MOTS CLÉ : cultures, savoirs, préjugés, pouvoirs.

L’AUTEUR : Aleksandra Kroh était chercheuse à l’INSERM et écrivain.

Si « l’imposture scientifique est à la science ce que le Canada dry est à l’alcool » (G.Bachelard), alors le problème n’est pas de combattre les imposteurs mais de comprendre leur efficacité. D’autant que le manque de connaissances n’en est qu’un paramètre secondaire. L’esprit critique, la curiosité, n’étant pas toujours proportionnelle aux savoirs accumulés**. La vitesse de l’obscurité étant plus grande que celle de la lumière, « quand on décide de ne pas savoir, c’est pour toujours ». Et puis l’ignorance rassure, « il est facile de l’acquérir, plus facile encore de s’y maintenir »* !

L’imposteur scientifique présente son travail en abusant de ce qui fait la valeur du discours scientifique. Les canulars présentés par Alan Sokal (Transgresser les frontières : vers une herméneutique transformative de la gravitation quantique-1996), et celui de l’homme de Piltdowm où est impliqué Teilhard de Chardin, Dawson et Woodward (1912), montrent « qu’il est plus facile de devenir un bon imposteur que de développer une résistance à la désinformation ».

Avec les extraterrestres (chap1) associés aux apparitions d’OVNI, c’est surtout la thèse du complot qui passionne les foules : la science nous cachent quelque chose. La force des arguments proposés repose sur le sentiment d’insécurité et de préjugés, générateur d’audience et de pouvoir. Les preuves (Projet Bleu Book-1952-70) ? Elles sont falsifiées ou mal interprétées. Mais, nul besoin de preuves. En France, au sein du CNES on crée le GEPAN, puis le SEPRA (88-04). J.P.Petit cause de magnétohydrodynamique et J.Cl. Bourret passionne les foules. Aujourd’hui passée de mode, sauf pour quelques gourous (Heaven’s Gate-97), cette volonté de contact avec d’autres civilisations persiste dans les messages envoyés par les sondes ou dans la recherche (sérieuse) d’exoplanètes avec atmosphère et où la recherche de vie extraterrestre garde toute sa valeur.

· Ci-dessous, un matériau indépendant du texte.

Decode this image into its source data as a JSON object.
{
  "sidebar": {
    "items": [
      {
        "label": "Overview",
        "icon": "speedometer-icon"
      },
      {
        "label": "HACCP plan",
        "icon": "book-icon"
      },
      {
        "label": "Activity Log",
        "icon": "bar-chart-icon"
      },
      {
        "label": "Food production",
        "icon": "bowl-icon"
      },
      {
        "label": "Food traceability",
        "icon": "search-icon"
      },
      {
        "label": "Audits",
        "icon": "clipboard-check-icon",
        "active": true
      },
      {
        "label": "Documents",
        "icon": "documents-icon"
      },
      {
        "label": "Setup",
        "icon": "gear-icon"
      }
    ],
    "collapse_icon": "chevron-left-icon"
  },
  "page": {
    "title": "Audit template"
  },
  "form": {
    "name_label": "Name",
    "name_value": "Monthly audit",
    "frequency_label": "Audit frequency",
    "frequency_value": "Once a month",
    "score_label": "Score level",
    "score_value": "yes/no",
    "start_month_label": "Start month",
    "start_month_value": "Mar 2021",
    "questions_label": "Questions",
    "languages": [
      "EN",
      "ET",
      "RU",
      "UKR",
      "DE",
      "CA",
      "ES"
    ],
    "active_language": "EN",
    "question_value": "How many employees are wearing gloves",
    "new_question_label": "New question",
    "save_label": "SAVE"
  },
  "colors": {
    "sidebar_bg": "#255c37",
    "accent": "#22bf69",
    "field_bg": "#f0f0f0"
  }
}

Avec (chap2) l’affaire Lyssenko (1930-64) on mesure les dégâts d’une science à la botte d’une idéologie et à la possibilité offerte à d’incompétents arrivistes de convaincre les dirigeants (en général des dictateurs), qu’ils sont à même de résoudre de graves problèmes (agriculture, productivité, efficacité), pour répondre à une idéologie assoiffée de résultats. La génétique mettra longtemps à s’en remettre dans le bloc communiste. L’accès récent à certains documents permet à l’auteur d’en démonter la perversité des mécanismes.

Les préjugés raciaux (chap3) sont parmi les plus anciens et l’argumentation scientifique actuelle reposant sur la lecture du génome, est loin de satisfaire les préoccupations de notre société dite moderne. La récente affaire Watson (Nobel de médecine 62) en octobre 07, met en vitrine les problèmes entre science, éthique et politique. Et même si l’on confond souvent racisme et méfiance, avec la certitude que toute l’humanité possède un patrimoine héréditaire commun affichant une homogénéité de 99,9%, le racisme perdure dans notre mémoire collective.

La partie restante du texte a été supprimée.